Research scientitsts at the Institute design molecules and molecular
systems aimed at biomedical targets. This initiative contributes
to the development and refinement of next-generation drugs and
materials used in a variety of applications including Rational
Drug Design and Nanobiology.
The last decade has witnessed a technological
revolution in pharmaceutical drug discovery. Combinatorial chemistry
(CombiChem) and high-throughput synthesis & screening (HTS&S)
have been embraced by the biopharmaceutical industry as a means
to accelerate the discovery of new drug candidates. Giving further
impetus to the growth of CombiChem and HTS&S is the simultaneous
emergence of Genomics, the World Wide Web, the rapid development
and deployment of inexpensive robots, and advances in assay-miniaturization.
Despite these impressive technological advances, drug discovery
has become more expensive and time consuming over the same period
of time. Scientists must now deal with an overabundance of data
on potential drug candidates and drug targets, clearly an example
of “knowing so little about so much”. Moreover, some
sources estimate that it takes 10-15 years and costs $800 million
on average to bring a new medicine to market. In light of these
sobering realities, the central aim of Rational Drug Design is
to help scientists discovery drugs “faster, cheaper, and
safer”.
Rational Drug Design refers to the use of specialized molecular
modeling software running on fast computers equipped with molecular
visualization capabilities to accelerate the drug discovery process.
RDD involves the design and optimization of small, organic therapeutics
from the ideal case, where a protein structure is available,
to the other extreme where only a small collection of 'hits'
from high throughput screening can be utilized. The breadth of
innovative techniques for structure-based, analog, and combinatorial
library design allows you to efficiently use information from
all possible sources on your therapeutic target.
Rational Drug Design employs the tools of Bioinformatics to
identify genes and proteins as potential drug targets. Sequence
databases
are doubling in size every 15 months, and we now have the complete
genome sequences of more than 100 organisms. This ability that
generates vast quantities of data surpasses current means to
use this data meaningfully for rational drug design. We use Bioinformatics
to bridge the enormous gap between rapidly-growing new gene sequence
data, predicted proteins, and the related structural information
that is required to design, synthesize, or efficiently screen
for new drugs.
The manner in which new drugs are being developed has changed
radically due to our increased understanding of molecular biology.
Fortunately, there is only a limited set of data one needs to
gather about potential drug targets, and different bioinformatics
tools can be used to gather this information, interpret it, and
make associations leading to new discoveries.
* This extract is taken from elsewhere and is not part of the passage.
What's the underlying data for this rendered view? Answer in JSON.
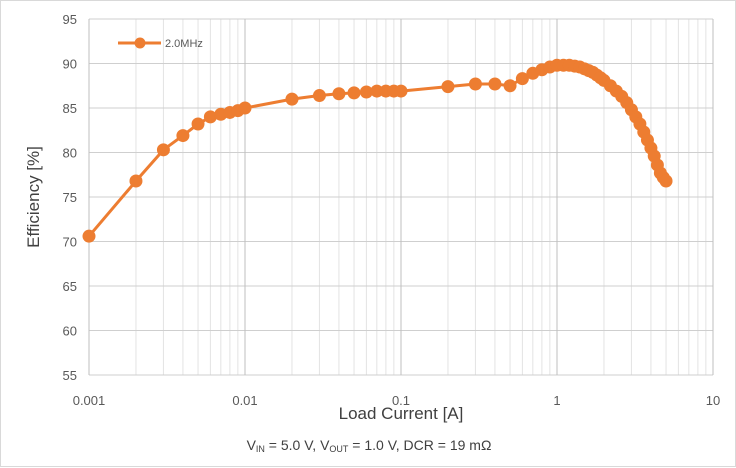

The relevant data
includes
-
nucleotide and protein sequences and variation
-
associations
of homologous sequences
-
genetic maps
-
gene/protein/disease associations
-
gene to metabolic
pathway associations
-
gene and protein expression data
-
protein structural
information
-
function prediction from sequence and structure
-
species/taxonomic distribution
As powerful as rational drug design
has proven, molecular design opens still more frontiers in biomedical
research.
Nanobiology, a
sub-specialty of nanotechnology, offers the possibility of advancement
in biology and medicine. Nanobiology applications include technologies
and applications in biomolecular components development and biocompatible
surfaces integrated into microscale systems, implantable biochip
devices, synthetically engineered quasi-viral components, modified
DNA, structured proteomics, pseudoproteins, biomolecular "devices".
The future beholds artificially engineered organelles and cells,
technologies which combine organic and inorganic materials and
substrates into integrated nanoscale systems, biomolecular prosthetics,
and intra-cellular modification strategies which will redefine
the very essence of what is commonly referred to as life.
Self
assembling / self organizing molecular systems, emanating from
the development of applied nanobiology, foster the creation
of molecular computing platforms. The biotech industry is extremely
IT and computational resource intensive, which in turn benefits
directly from the advent of evermore powerful and diverse forms
of computing enabled by developments in nanocomputing systems.
Biological metaphors in computing, such as genetic and evolutionary
computation, currently implemented on reconfigurable computing
platforms, further accelerates the pace of biotech development
via bioinformatics and in-silico biological processes.